Your glasses charge high, 'tis in great Charles' praise,

In praise, in praise, 'tis in great Charles' praise."

Some one outside the door coughed, and then rattled the latch vigorously. These precautions taken, the door was opened and there appeared Mistress Lettice, gorgeously attired, and with an extra row of ringlets sweeping her withered neck, and a deeper tinge of vermilion upon her cheeks,—for she had waked that morning with a presentiment that Mr. Frederick Jones would ride over in the course of the day. Sir Charles rose to hand her to a chair, but she waved him back with a thin, beringed hand.

"I thank you, Sir Charles: but I will not trouble you.

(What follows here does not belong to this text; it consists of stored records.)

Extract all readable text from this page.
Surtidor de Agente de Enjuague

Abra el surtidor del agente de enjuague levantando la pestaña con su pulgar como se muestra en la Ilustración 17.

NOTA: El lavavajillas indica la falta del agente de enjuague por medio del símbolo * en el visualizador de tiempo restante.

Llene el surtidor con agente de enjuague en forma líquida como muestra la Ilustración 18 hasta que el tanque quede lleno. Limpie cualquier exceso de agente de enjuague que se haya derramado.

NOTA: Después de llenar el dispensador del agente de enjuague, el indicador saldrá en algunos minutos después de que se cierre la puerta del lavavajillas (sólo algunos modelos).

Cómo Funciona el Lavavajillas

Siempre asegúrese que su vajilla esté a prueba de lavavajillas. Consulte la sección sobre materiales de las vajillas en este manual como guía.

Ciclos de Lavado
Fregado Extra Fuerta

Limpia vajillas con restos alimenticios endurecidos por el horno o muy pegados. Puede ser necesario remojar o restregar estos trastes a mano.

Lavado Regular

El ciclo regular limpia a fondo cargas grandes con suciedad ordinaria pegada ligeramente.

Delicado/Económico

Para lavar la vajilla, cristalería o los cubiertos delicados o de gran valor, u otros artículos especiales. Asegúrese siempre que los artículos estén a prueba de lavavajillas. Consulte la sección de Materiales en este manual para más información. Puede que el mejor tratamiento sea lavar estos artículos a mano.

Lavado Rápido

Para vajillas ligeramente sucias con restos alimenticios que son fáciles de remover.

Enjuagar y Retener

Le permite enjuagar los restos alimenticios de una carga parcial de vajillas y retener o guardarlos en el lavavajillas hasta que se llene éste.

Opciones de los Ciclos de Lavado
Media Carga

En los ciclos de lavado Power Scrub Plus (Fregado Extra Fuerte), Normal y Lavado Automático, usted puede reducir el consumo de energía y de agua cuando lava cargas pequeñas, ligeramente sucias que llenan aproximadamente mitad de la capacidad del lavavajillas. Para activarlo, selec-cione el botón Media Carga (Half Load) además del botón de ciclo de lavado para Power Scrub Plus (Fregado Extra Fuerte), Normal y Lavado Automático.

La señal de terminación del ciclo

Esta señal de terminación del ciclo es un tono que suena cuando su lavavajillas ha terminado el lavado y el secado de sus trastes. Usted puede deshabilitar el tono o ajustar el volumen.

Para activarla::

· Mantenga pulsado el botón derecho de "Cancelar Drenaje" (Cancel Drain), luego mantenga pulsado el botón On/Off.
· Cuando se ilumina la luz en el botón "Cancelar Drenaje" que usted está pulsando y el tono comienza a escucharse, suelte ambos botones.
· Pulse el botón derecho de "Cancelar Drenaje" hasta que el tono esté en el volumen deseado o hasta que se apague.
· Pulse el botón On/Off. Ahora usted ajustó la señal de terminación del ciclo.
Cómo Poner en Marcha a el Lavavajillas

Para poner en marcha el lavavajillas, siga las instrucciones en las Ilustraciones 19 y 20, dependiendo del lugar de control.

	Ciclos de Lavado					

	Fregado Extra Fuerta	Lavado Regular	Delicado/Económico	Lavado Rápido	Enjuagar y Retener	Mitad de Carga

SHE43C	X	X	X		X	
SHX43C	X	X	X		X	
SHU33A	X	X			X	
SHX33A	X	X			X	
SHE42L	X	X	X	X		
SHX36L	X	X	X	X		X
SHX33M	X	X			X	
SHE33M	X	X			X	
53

I am going down to the summer-house by the road, as I think the air there will cure my migraine. Patricia, love, I am looking for my 'Clelie,'—the fourth volume. Have you seen it?"

"No, Aunt Lettice."

"It is very strange," said Mrs. Lettice plaintively. "I am sure that I left it in this room. 'T is that careless slut of a Chloe who deserves a whipping. She hides things away like a magpie."

"Look in the window; you may have left it there," said Patricia.

Mrs. Lettice approached the window, laid a hand upon the curtain, and started back with a scream.

"What is it, madam?" cried the baronet.